Nah, berikut keterampilan dasar yang akan membantu Anda mengelola kondisi dan emosi dengan lebih baik:

  • kemampuan untuk mengalihkan perhatian dari hal-hal yang tidak perlu dan mengarahkannya ke apa yang Anda inginkan saat ini. Keterampilan ini akan membantu Anda beralih dari emosi negatif ke emosi positif;
  • melatih ekspresi wajah dan ekspresi wajah Anda. Serta melacak posisi tubuh Anda, gerak tubuh Anda, dan suara Anda;
  • pernapasan yang benar. Kemampuan untuk membangun pernapasan yang tenang dan merata. Pernapasan dalam meredakan iritasi dan ketegangan di seluruh tubuh;
  • kendalikan imajinasimu.

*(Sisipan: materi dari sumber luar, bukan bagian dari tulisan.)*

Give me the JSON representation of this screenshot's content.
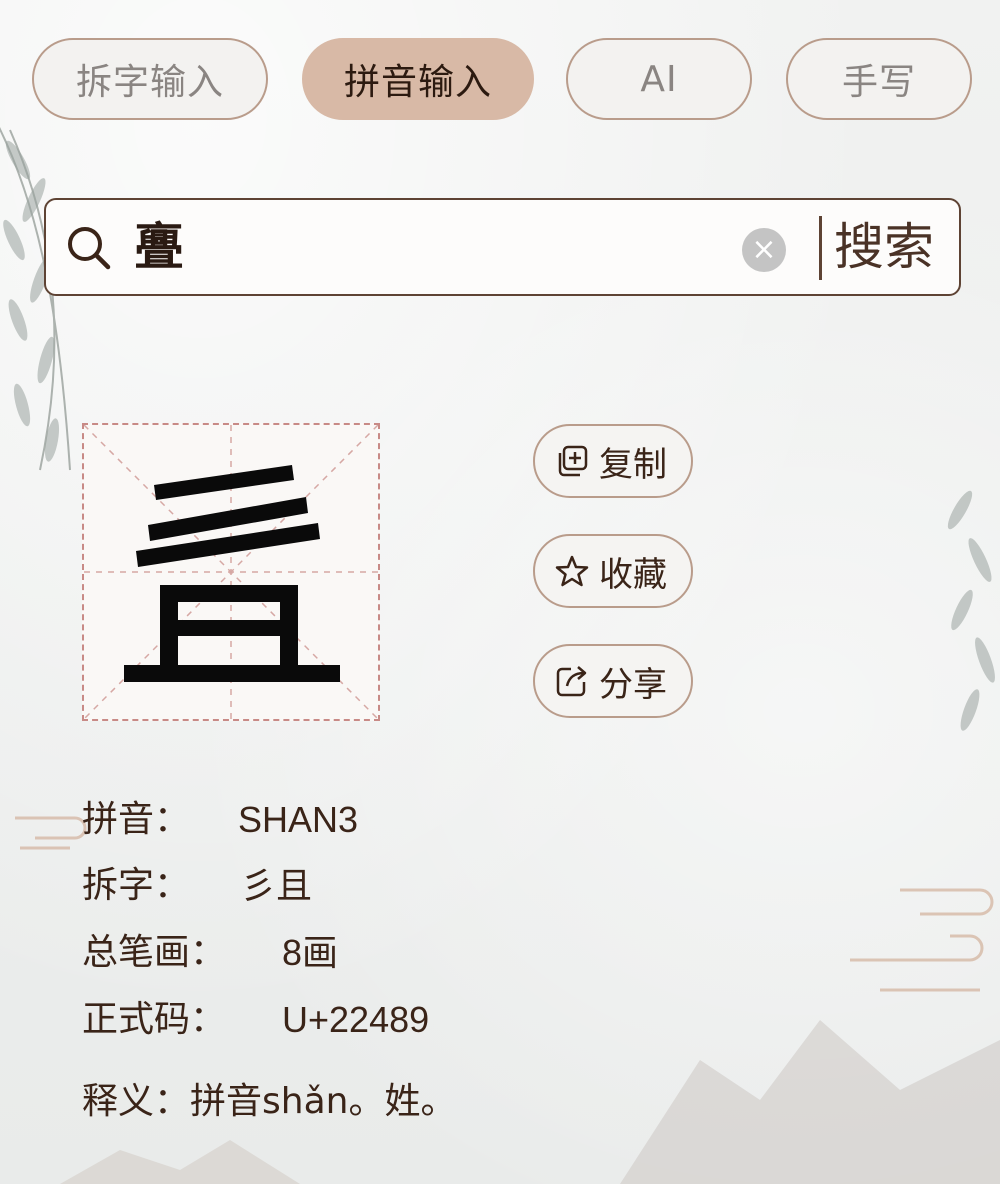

Belajarlah untuk membenamkan diri dalam fantasi dan gambaran yang Anda buat pada momen tertentu. Ini akan memberi Anda kemampuan untuk dengan mudah beradaptasi atau memutuskan hubungan dengan keadaan atau situasi.

Anda juga dapat beralih ke profesional yang akan mengajari Anda teknik dan metode khusus untuk mengelola emosi. Ini akan lebih efektif dan memberikan hasil lebih cepat dibandingkan belajar mandiri. Jika ini tidak memungkinkan, bacalah buku tentang topik ini atau tonton video pelajaran di Internet. Ingat, orang yang bisa mengendalikan emosinya adalah penguasa situasi.